The Lizzie McGuire Movie is not safe for adult consumption. It is a terrible version of a Mary-Kateand Ashley Olsen straight-to-video film, which means that essentially it is very bad. If it seems like I’m being unkind, let me say, that I have sat through many a Mary-Kate and Ashley Olsen film and found them more enjoyable.
Parents leave the tweens at the theater entrance. This is a film to avoid at all costs. Taken from the highly popular Lizzie McGuire show on the Disney Channel, the movie is an ego driven finale that brings the show to a close. Only tweens that adore the spunky, slightly screechy Hilary Duff will adore this film. Duff does not have the acting or comedic skill of competitors, Lindsay Lohan and Amanda Bines. A witty cartoon version of Lizzie consistently upstages her throughout the film.
The premise of The Lizzie McGuire Movie finds Lizzie (Hilary Duff) on her way to Rome with her classmates after having trashed her junior high school graduation in a rather unfortunate clumsy accident. You see, Lizzie is always tripping over her feet, fairly inarticulate and awfully awkward. While it would seem that this sort of slapstick should be considered funny and endearing, for the most part it becomes sad and pathetic as the film goes on.

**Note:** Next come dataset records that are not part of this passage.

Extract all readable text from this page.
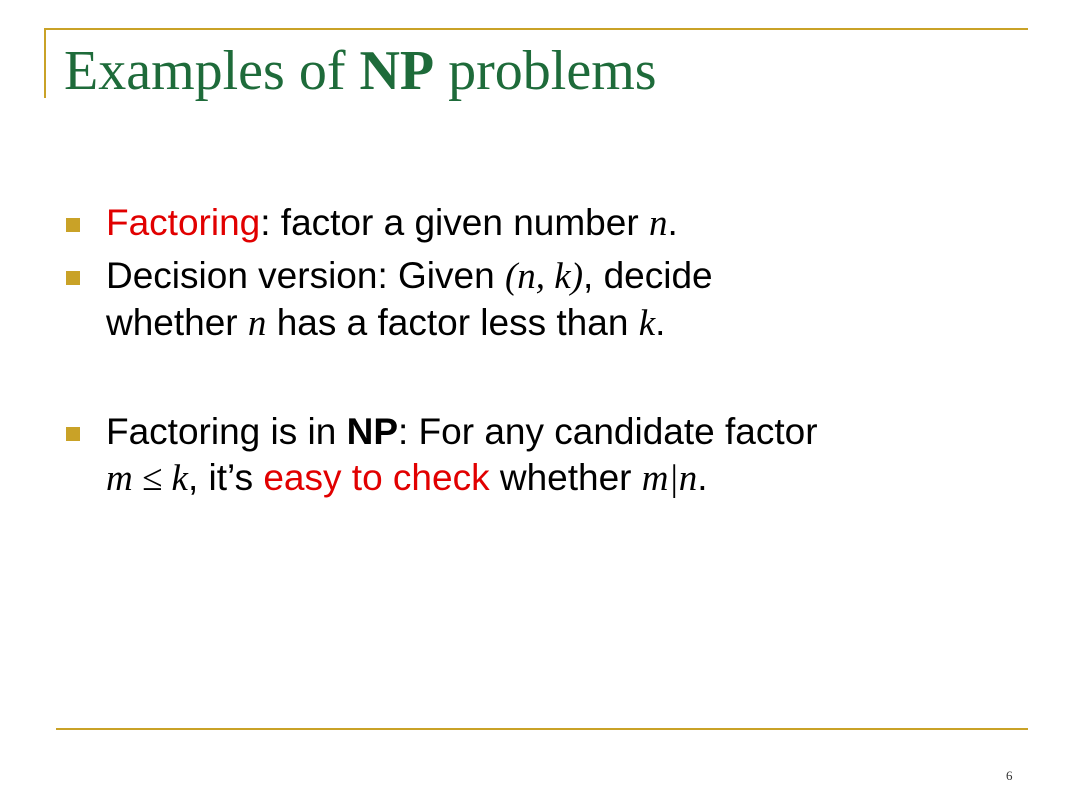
Examples of NP problems
Factoring: factor a given number n.
Decision version: Given (n, k), decide
whether n has a factor less than k.
Factoring is in NP: For any candidate factor
m ≤ k, it’s easy to check whether m|n.
6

As in all films set in fair Italy, Lizzie becomes entranced by a typically suave Italian male named Paolo (Yani Gellman). The only thing amusing about all this is that the actor reminds me of Fez (Wilmer Valderrama) from That 70’s Show. This Italian male, though, happens to be a famous pop star in dire need of Lizzie’s help at an upcoming award show. Blond, tongue-tied Lizzie will double as her doppelganger brunette Isabella (Duff), Paolo’s ex-girlfriend and partner in singing crime. I can’t explain what it’s like watching Duff sing a duet with herself.
The only respite to be found is Gordon (Adam Lamberg), an earthy curly-cued adversary to Paolo’s sleek Romeo. He’s in love with Lizzie (forgivable) so he tries his best to cover for her while she’s off touring Rome with Paolo. At one point, for Lizzie’s sake, Gordon heroically throws himself at the mercy of Miss Ungermeyer (Alex Borstein), playing a scary teacher/tour guide. Borstein is usually hilarious on Mad TV but here she and rest of the supporting cast have little to work with.
Apparently, Hilary Duff is now an actress and singing superstar but in The Lizzie McGuire Movie, she uses a dancing double for the scenes where she and Paolo boogie (badly) together. Her acting chops are also highly suspect in this film. It is difficult to watch her generic brand of acting. While she really does try, the film in the end becomes nothing more than an attraction created to feature catchy songs from her new debut CD.
The DVD features are a bit more entertaining than the film. “Hilary’s Roman Adventure” is a behind-the-scenes tour of Rome. “In the Recording Studio with Hilary” is all about Hilary and her music. It’s hard on a full stomach, again, if you don’t idolize Hilary Duff. The deleted scenes are a quite dull but the alternate ending should have replaced the sappy one utilized in the film.